I need to parse a date column to a string, it works, but I'm having some issues, first of all is not giving a string data-type as an output:
import pandas as pd # No warning raised
exit_format = '%d-%m-%Y'
series = pd.Series([1,2,None] ,dtype='datetime64[ns]')
series.dt.strftime(exit_format)
This (intended behaviour) is not a big deal as can it can be fixed with astype('string')
and replacing the Nan
. But the worst thing is that if all values are NaN-Nat, I'm getting this FutureWarning
:
# Warning raised!
series = pd.Series([None,None,None] ,dtype='datetime64[ns]')
series.dt.strftime(exit_format)
FutureWarning: In a future version, the Index constructor will not infer numeric dtypes when passed object-dtype sequences (matching Series behavior)

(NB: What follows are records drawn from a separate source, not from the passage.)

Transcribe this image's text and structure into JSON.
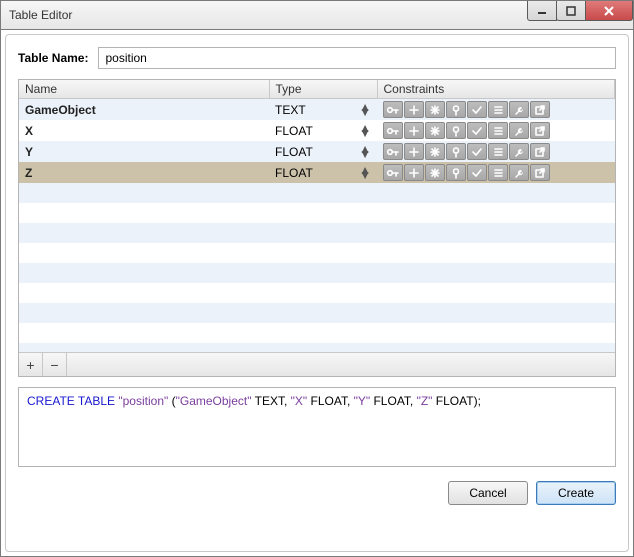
{
  "window": {
    "title": "Table Editor"
  },
  "form": {
    "table_name_label": "Table Name:",
    "table_name_value": "position"
  },
  "grid": {
    "headers": {
      "name": "Name",
      "type": "Type",
      "constraints": "Constraints"
    },
    "rows": [
      {
        "name": "GameObject",
        "type": "TEXT"
      },
      {
        "name": "X",
        "type": "FLOAT"
      },
      {
        "name": "Y",
        "type": "FLOAT"
      },
      {
        "name": "Z",
        "type": "FLOAT"
      }
    ],
    "selected_index": 3,
    "blank_row_count": 9,
    "add_label": "+",
    "remove_label": "−",
    "constraint_icons": [
      "key",
      "plus",
      "asterisk",
      "pin",
      "check",
      "list",
      "wrench",
      "external"
    ]
  },
  "sql": {
    "kw_create": "CREATE TABLE",
    "tbl": "\"position\"",
    "open": " (",
    "c1": "\"GameObject\"",
    "t1": " TEXT, ",
    "c2": "\"X\"",
    "t2": " FLOAT, ",
    "c3": "\"Y\"",
    "t3": " FLOAT, ",
    "c4": "\"Z\"",
    "t4": " FLOAT);"
  },
  "buttons": {
    "cancel": "Cancel",
    "create": "Create"
  }
}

This seems to be come from a known issue at pandas version >= 1.4.0 (mine is '1.4.1'). My question is, how can I make a nice workaround? Why this warning appears in the first place when all values are Nan? Preferably I'm looking for a solution that doesn't suppress the warning directly but his origin.
Basically I'm looking for a function that takes a date column to a string column but parsing NaNs as empty strings or treating the errors in a better way (like using a default value), but without giving a warning.

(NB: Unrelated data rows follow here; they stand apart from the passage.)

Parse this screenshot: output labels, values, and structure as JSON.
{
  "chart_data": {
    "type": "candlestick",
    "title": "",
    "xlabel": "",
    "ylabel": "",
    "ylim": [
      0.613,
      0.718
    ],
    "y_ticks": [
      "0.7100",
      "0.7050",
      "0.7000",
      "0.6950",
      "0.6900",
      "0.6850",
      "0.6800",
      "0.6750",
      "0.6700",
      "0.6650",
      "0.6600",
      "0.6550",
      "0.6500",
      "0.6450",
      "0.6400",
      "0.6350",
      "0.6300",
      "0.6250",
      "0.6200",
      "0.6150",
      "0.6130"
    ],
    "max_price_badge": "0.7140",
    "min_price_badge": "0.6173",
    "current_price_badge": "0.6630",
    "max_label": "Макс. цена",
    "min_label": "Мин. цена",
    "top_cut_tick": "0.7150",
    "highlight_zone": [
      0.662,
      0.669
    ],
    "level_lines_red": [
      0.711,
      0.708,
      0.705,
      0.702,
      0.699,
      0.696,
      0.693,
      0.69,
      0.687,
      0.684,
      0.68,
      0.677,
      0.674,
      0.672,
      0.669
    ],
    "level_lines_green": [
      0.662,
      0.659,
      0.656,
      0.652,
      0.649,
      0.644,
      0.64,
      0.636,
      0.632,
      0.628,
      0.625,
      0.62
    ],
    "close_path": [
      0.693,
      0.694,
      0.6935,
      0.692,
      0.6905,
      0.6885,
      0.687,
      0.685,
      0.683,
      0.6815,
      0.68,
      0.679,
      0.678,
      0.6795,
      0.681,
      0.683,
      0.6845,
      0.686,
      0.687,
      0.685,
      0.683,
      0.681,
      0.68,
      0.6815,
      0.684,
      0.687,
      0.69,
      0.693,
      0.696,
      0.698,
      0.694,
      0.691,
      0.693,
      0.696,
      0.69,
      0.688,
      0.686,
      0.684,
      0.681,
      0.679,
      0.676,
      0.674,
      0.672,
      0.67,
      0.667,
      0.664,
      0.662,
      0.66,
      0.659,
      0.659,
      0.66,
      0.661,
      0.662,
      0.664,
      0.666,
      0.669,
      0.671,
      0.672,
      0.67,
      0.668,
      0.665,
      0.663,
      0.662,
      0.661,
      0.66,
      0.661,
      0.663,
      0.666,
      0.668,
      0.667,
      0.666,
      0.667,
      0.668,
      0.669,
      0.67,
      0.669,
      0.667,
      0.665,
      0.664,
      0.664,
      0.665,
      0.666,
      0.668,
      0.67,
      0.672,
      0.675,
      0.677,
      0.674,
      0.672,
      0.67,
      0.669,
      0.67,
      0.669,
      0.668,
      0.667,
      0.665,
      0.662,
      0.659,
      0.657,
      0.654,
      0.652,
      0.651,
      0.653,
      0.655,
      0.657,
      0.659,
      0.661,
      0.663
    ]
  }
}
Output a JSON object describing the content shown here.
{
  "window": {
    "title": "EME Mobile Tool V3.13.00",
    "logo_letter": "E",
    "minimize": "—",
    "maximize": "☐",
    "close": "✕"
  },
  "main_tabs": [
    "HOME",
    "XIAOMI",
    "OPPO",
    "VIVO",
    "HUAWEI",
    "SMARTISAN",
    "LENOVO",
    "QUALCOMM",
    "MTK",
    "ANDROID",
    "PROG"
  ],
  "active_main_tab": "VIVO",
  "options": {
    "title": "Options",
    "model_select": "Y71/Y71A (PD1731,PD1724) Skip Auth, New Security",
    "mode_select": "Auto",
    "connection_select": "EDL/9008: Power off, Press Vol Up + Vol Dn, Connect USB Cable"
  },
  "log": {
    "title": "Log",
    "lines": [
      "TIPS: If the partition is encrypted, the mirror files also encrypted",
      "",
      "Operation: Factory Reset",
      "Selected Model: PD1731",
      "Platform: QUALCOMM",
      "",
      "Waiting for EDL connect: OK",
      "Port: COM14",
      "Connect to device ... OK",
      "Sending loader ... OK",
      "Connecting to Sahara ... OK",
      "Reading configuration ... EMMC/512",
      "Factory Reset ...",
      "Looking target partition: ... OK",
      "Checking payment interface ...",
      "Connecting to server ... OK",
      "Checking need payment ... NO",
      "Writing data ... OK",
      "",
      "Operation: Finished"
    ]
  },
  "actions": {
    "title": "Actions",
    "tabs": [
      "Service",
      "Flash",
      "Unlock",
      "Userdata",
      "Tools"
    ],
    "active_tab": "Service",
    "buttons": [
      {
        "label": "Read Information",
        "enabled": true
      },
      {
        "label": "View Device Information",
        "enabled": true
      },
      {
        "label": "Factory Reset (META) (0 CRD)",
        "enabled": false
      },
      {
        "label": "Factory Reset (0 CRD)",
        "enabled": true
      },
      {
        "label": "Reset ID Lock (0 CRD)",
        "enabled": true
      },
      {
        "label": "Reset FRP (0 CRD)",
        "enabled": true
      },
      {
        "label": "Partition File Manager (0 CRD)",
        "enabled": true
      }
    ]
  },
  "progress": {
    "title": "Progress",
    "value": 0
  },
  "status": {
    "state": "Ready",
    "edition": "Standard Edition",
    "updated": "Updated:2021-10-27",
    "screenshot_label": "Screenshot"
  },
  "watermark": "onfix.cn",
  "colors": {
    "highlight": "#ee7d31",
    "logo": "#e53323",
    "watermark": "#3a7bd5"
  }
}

pd: a possible solution could be adding a non empty row at the end and deleting it, but I was wandering if there is some implemented function that is actually working well, without using tricks...
CodePudding user response:
I had this problem too recently. What I did to bypass this warning is simply to check if the date value is non NAN first before using strftime.
example:
if df['date'].isnull().values == False:
df['date'] = df['date'].dt.strftime('%b %d, %Y')
OR
if you need to check for ANY /ALL nan values for a date column:
syntax:
df['your column name'].isnull().values.any()
df['your column name'].isnull().values.all()
CodePudding user response:
Here is a bit more idiomatic way to take into account NaT
values (Pandas>=1.0.0), as properly suggested by @finavatar:
import pandas as pd
series = pd.Series([None, None, None], dtype="datetime64[ns]")
series = series.apply(lambda x: x.strftime("%d-%m-%Y") if x is not pd.NaT else x)
print(series) # No warning message
# Output
0 NaT
1 NaT
2 NaT
dtype: datetime64[ns]
And with a non empty Series:
import pandas as pd
series = pd.Series(["04/03/2022", None, None], dtype="datetime64[ns]")
series = series.apply(lambda x: x.strftime("%d-%m-%Y") if x is not pd.NaT else x)
print(series) # No warning message
0 03-04-2022
1 NaT
2 NaT
dtype: object # == string